After reassurance that MOJO is all about the realthing, he instantly rejoins: "That's why you're here."
Prince wants hits. After a surprising plea for help in getting him on Later... with Jools Holland – surely he doesn't need our help with that - he stretches over the back of his seat and talks business.
“It's about numbers as well as music," he says, enormous Chaplin eyes gazing out from underneath that bright white turban. “It's box office. I can't have something like The Great Gatsby on my hands. Didn't you know that black people don't get a second chance? It's like Chris Rock said: Leonardo DiCaprio can make one bad movie after another and he just keeps going. Chris Rock makes a bad movie and he doesn’t work again. Black people aren't allowed to make mistakes."
We talk about the source of his legendary stamina and productivity. After all, it's coming up to two o'clock in the morning and he is only just getting going. “For us, music is energy," he says. "It's a life force as well as a teaching tool. New ideas are everywhere. The best songs come from listening. Every new song is already present."
FOR PRINCE, A MAN WHOSE RELIGION does not recognise birthdays, the past is not so much another country as a distant cosmos, extinguished from memory so that he can live in the now. 3RDEYEGIRL Concerts have revived and reinterpreted heavier moments from Prince's back pages, but any question about the past is ignored entirely. His Warners albums have never been remastered and repackaged. The vast swathes of recordings that are unreleased, unheard and locked away in The Vault may never be preserved or archived. "What if it's in his will to destroy that stuff?" Tom Tucker asked the Minneapolis Star Tribune in 2004.That would be like half The Beatles' tunes being lost."

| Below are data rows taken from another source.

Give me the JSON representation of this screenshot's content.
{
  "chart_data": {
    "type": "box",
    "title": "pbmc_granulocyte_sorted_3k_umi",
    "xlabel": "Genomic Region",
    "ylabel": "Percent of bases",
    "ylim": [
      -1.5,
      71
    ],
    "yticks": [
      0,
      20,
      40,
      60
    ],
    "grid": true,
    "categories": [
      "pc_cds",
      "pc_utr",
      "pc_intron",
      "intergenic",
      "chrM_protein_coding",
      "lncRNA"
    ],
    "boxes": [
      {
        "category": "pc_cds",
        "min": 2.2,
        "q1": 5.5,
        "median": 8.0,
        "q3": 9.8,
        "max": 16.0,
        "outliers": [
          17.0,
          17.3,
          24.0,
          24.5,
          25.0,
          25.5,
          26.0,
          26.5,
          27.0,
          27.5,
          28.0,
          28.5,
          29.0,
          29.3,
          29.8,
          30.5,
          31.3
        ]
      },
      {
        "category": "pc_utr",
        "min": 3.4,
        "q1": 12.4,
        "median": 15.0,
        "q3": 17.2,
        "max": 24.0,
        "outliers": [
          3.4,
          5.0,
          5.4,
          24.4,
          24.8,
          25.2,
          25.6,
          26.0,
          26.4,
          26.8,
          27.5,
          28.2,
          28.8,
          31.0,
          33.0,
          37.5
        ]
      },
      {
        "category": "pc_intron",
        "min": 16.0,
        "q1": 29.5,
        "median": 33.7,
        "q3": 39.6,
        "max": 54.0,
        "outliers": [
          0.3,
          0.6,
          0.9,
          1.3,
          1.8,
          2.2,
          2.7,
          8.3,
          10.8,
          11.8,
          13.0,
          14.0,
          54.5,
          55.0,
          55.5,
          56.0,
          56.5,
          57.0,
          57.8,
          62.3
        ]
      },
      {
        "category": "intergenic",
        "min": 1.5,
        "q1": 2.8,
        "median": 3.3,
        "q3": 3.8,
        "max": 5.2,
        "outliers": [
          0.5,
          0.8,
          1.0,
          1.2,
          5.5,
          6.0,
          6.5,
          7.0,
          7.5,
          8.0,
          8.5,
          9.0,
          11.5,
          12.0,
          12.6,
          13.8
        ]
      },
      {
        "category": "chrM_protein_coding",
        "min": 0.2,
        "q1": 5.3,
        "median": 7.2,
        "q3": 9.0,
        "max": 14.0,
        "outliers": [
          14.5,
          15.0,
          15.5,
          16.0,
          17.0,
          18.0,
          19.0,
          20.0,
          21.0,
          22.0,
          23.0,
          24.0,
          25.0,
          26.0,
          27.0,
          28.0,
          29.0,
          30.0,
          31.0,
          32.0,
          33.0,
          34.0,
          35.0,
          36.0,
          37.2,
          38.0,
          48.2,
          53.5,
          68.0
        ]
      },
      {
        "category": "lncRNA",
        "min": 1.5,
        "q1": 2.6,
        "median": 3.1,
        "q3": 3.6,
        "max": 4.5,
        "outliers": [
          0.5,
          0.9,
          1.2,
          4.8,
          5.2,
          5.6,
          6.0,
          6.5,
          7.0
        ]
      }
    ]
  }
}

Whether or not that fearful prophecy comes to pass, Prince's policy of concentrating on the moment is getting results. PLECTRUM ELECTRUM ends with the self-explanatory FUNKNROLL, an energised, free-flowing groove that captures the spirit of Prince in 2014: virtuosic but spontaneous, fun but deadly serious. Trevor Guy explains how, inspired by tales of '60s London at its most swinging, the band are relocating to the city for a month or so in order to play as many last-minute gigs as they can, popping up in all manner of legendary rock'n'roll landmarks and blowing a few hundred minds at a time. Most significantly, while the artist formerly known as Prince took to the internet when it was still music industry's enemy the artist formerly known as The Artist Formerly Known As Prince is returning to the format that represents the high watermark of rock'n'roll culture: the album.
He promises a great-looking slab of vinyl will bestow his new work with the iconic status it deserves.
Can the album survive? “Sure it can and it will, if artists like Janelle Monáe, Esperanza Spalding and Laura Mvula have anything to do with it. Real music lovers love the album format because they're art collectors. Real artists make albums people love, not just songs."
There are no goodbyes. When he decrees our time is over, Prince disappears from view: But not before leaving us with a final thought.
"Come to think of it, real music lovers are actually my favourite kind of people because they like to know, rather than just be told what to think. If you really love music... Come see me.”
Then he dissolves into the Caribbean night, his beautiful companion by his side. That's when we realise: she never spoke a single word all night.